Judging by council’s reaction to the presentation, a final decision on the budget will be anything but a slam dunk.
As we previously reported, staff is suggesting a four year budget cycle with a 4% levy increase each year for capital projects alone.
Also, for the operating budget, staff is proposing a 6.25% increase in the first of the four years, trending down after that to 2.49% in the 2026, the final year of the cycle and council’s term.
That means that in year one, Quinte West residents would face a 10.25% tax increase, about $320 a year on the average property in the city.
That increase would bring the tax-supported budget from $89,353,575 last year to $96,796,130 this year.
Staff explained that previous low tax increases approved by past councils – increases that didn’t make up for inflation – have diminished the city’s financial flexibility.
Throw in recent skyrocketing inflation and staff say revenues need to be increased to keep services up to standard and build new or expanded facilities for a growing
community.
Director of Finance Caleb DenOuden gave these shocking examples of the effects of inflation. “Fuel cost us $500,000 more last year and sand and salt $300,000 more.”
External Agencies such as Quinte Recycling, Hastings-Prince Edward Public Health, and Hastings County will cost Quinte West another $1.8 million, or 6.8% more
this year.

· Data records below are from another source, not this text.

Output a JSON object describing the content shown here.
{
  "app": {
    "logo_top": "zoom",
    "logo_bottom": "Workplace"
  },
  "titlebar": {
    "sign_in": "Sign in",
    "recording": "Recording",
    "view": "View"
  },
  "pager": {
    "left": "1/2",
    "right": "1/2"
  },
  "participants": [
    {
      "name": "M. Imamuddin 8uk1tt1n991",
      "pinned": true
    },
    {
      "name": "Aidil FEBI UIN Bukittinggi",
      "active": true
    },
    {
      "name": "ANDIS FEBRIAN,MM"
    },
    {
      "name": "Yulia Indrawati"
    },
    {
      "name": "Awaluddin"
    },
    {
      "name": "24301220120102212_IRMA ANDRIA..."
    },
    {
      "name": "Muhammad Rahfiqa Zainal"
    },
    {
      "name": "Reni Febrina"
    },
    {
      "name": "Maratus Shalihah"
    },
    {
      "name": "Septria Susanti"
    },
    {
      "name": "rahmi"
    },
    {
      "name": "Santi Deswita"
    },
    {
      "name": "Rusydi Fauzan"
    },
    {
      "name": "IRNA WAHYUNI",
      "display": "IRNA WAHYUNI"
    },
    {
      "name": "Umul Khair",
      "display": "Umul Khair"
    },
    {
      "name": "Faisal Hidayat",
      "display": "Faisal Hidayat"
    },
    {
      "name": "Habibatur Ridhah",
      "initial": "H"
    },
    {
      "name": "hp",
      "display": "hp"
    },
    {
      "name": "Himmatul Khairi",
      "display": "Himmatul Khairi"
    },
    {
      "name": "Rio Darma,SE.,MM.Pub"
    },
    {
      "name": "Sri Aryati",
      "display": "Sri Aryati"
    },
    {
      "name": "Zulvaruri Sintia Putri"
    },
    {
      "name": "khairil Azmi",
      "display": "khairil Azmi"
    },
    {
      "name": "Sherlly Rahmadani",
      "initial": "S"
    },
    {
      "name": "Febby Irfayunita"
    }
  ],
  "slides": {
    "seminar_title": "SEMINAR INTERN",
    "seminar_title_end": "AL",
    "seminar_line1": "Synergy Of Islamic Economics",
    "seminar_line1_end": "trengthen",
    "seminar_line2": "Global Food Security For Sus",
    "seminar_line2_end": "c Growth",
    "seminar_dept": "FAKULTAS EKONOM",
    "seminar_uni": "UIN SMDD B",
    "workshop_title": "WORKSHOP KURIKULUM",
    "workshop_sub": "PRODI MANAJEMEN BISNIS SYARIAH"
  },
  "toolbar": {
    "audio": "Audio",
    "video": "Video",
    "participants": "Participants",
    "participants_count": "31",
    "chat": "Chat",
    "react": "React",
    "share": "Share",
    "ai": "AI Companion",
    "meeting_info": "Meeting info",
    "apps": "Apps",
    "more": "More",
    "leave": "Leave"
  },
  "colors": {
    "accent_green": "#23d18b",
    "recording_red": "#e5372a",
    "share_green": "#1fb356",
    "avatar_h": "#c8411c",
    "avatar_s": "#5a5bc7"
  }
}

Only the Ontario Provincial Police is presenting a budget that is lower than last year’s.
Staff also noted that Quinte West has lower taxes per capita than either Belleville or Prince Edward County, at $1,158. Prince Edward County’s per capita taxes are $1,642 while Belleville’s are
$1,925.
All on council understood the challenges posed by inflation, with some, such as Councillor Don Kuntze and Councillor Zack Card, commenting that past councils should
have been more responsible and passed along higher tax increases or cut spending instead of borrowing for capital.
In the end everyone on council said hitting residents with 10.25% tax increase this year was non-starter with residents already reeling from food, fuel, and mortgage rate increases themselves.
Instead of a 4% yearly capital levy, council directed staff to come back with a capital plan at 2.5%. All councillors believed that some projects on the staff’s list
could be safely delayed or ignored for some time.
Council made no decision on operating budget increases.
More detailed discussions will take place at a special council meeting February 15 at 3 p.m.